El sentimiento aquí expresado va más allá del disgusto profundo que despierta, en tantos artistas del XIX, la configuración del nuevo orden social, de las nuevas condiciones de vida, disgusto que encuentra su formulación más precisa y radical en Flaubert y su reiterado “odio al burgués”. Su objeto es algo mucho más extenso e impreciso, en cualquier caso no connotado por la perspectiva de clase ni por las posiciones ideológicas: la multitud. A continuación de esta cita, Benjamin recuerda los textos clásicos de Poe y de Baudelaire, y él mismo constata, a propósito de los mismos, cómo “la multitud de la gran ciudad despertaba miedo, repugnancia, terror en los primeros que la miraron de frente”. De este terror, de esta repugnancia y de este miedo surgió, en correspondencia, un sentimiento de odio que en muchos casos se expresó en un reflejo de agresividad. Las ideologías revolucionarias reconducen tal sentimiento hacia una utopía redentora. Pero, fuera del cauce determinado por las mismas, el desarrollo de la razón crítica arroja a muchas conciencias al nihilismo. En el paisaje conformado por éste, acaso el más característico de la modernidad, el hombre de la multitud al que se refieren Poe y Baudelaire se ha convertido, o bien en el misántropo atormentado que protagoniza los Apuntes del subsuelo (1864) de Dostoievski, o bien en el feroz anarquista que encarna el personaje del Profesor en El agente secreto (1907), la novela de Joseph Conrad.

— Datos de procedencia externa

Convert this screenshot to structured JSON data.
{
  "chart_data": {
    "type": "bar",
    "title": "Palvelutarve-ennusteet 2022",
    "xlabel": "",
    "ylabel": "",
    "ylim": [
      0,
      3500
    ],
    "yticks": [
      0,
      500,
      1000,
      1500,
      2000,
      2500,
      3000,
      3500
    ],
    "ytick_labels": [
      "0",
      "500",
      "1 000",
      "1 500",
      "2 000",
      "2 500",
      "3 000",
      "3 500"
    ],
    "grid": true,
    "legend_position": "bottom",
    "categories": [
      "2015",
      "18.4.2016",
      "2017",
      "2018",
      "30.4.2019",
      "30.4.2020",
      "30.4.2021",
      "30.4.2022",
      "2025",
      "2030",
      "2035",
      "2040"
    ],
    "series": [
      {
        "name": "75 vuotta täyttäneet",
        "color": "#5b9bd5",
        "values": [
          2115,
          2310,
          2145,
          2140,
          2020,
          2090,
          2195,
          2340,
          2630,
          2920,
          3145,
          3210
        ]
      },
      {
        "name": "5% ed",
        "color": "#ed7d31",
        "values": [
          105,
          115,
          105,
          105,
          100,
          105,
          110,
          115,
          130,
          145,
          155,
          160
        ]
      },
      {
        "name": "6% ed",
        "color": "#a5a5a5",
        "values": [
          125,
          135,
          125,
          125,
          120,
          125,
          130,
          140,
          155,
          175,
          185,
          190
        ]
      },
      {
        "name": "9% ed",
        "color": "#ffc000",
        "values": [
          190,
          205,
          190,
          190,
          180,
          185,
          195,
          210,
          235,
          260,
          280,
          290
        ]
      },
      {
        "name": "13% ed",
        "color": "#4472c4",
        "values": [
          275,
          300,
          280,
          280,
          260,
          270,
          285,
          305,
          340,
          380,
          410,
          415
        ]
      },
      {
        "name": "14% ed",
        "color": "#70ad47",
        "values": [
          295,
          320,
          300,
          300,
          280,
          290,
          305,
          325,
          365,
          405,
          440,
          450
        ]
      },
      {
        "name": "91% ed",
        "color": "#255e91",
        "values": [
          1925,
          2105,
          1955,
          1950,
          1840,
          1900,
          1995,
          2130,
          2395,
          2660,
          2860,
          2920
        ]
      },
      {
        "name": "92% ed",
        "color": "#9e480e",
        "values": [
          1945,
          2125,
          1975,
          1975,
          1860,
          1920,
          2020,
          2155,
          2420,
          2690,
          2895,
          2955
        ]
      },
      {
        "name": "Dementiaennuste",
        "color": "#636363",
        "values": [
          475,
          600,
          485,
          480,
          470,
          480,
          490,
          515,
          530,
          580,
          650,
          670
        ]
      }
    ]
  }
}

Como se recordará, este último personaje camina impune por las mismas calles de Londres que ha descrito Engels, pero lo hace portando una bomba consigo. He aquí uno de los pasajes en que Conrad lo describe:

“Perdido en la multitud, miserable y diminuto, meditaba confiadamente en su poder, sin sacar la mano del bolsillo izquierdo de su pantalón y empuñando ligeramente la pelota de goma, la suprema garantía de su libertad siniestra; pero después de un rato se sintió desagradablemente afectado por el espectáculo de la calle atestada de vehículos y de la acera repleta de hombres y mujeres. Se encontraba en una calle larga y recta ocupada por una simple fracción de una multitud inmensa; pero alrededor suyo, en todas partes, en forma incesante, incluso hasta los límites del horizonte oculto por los enormes hacinamientos de ladrillos, sentía la masa de la humanidad, poderosa en sus dimensiones. Ellos pululaban como langostas innumerables, industriosos como hormigas, inconscientes como una fuerza natural, avanzando ciegos y en orden y absortos, impermeables al sentimiento, a la lógica, quizá, también, al terror”.

De nuevo aquí, lo que produce espanto no es tanto la multitud misma como su indiferencia. En el vacío que esta indiferencia abre a la propia conciencia individual se edifica la conciencia moderna. Pero en el pasaje recién citado se cuela, casi imperceptiblemente, una noción nueva, que determina todo un cambio de rasante en el proceso abierto por dicha conciencia: la noción de masa. Importa detenerse en ella.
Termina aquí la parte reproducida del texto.